Rands In Repose on Notebooks

The passage below is from a post a few years old but I only just recently came across it. The writer has some great insights about notebooks and does an in-depth comparison of various models he’s used:

 

The primary goal of a notebook is to get out of the way… to disappear. It does this by perfectly fitting into your writing situation. How accessible does it need to be? What notebook tangibles do you need? How will it withstand a beating? By fitting into how you write, a notebook becomes invisible. It wastes none of your time because any moment you spend noticing the notebook is a moment you could be noticing something else, and writing about it.

But that’s not what makes a notebook truly sexy.

I have years of experience with some notebooks, weeks with others. As you can see, I’ve explored a wide variety of notebooks. The photo above is ordered chronologically, with my oldest journal on the bottom and my newest discovery, the Field Notes brand, the notebook in which I’m writing the first draft of this article, on the top. Like The Gel Dilemma, I’ve evaluated notebooks according to specific buckets of criteria.

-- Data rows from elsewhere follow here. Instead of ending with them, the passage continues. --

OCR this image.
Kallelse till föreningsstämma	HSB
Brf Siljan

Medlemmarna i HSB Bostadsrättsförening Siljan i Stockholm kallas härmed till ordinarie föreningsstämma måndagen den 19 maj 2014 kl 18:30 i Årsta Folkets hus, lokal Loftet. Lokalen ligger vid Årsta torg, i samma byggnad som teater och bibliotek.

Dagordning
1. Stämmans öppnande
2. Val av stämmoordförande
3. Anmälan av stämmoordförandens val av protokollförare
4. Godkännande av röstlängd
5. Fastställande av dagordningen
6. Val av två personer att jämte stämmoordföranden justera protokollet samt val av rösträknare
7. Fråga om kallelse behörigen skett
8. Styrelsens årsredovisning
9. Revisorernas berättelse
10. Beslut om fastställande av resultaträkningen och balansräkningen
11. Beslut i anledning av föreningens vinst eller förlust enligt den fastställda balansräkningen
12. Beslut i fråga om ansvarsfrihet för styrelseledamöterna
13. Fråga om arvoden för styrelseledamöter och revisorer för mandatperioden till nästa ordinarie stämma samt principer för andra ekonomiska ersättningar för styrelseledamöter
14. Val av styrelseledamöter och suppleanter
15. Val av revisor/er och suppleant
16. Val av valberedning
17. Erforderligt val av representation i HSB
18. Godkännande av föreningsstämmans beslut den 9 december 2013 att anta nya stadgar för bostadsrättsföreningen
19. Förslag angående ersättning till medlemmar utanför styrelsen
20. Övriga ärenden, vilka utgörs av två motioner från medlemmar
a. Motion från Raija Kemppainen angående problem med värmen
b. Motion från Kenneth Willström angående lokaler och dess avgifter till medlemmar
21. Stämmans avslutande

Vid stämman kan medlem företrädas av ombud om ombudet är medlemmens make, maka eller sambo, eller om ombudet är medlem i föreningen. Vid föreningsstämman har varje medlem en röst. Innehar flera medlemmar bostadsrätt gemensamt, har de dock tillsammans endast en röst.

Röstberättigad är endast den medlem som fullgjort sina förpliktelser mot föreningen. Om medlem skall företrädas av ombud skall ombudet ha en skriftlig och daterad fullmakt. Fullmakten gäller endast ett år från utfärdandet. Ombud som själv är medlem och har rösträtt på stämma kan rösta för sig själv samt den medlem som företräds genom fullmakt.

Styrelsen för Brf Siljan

My collection represents a wide variety of the notebooks out there, but they are merely the ones I’ve stumbled upon or had recommended. It is by no means a complete or representative collection. But know this: when I see a store with notebooks for sale, I always stop. I examine. I flip the pages and figure out if there is anything new. I do this regardless of current company, country, or convenience. I am a social introvert, but will stop a complete stranger on the street if they’re sporting an unknown notebook.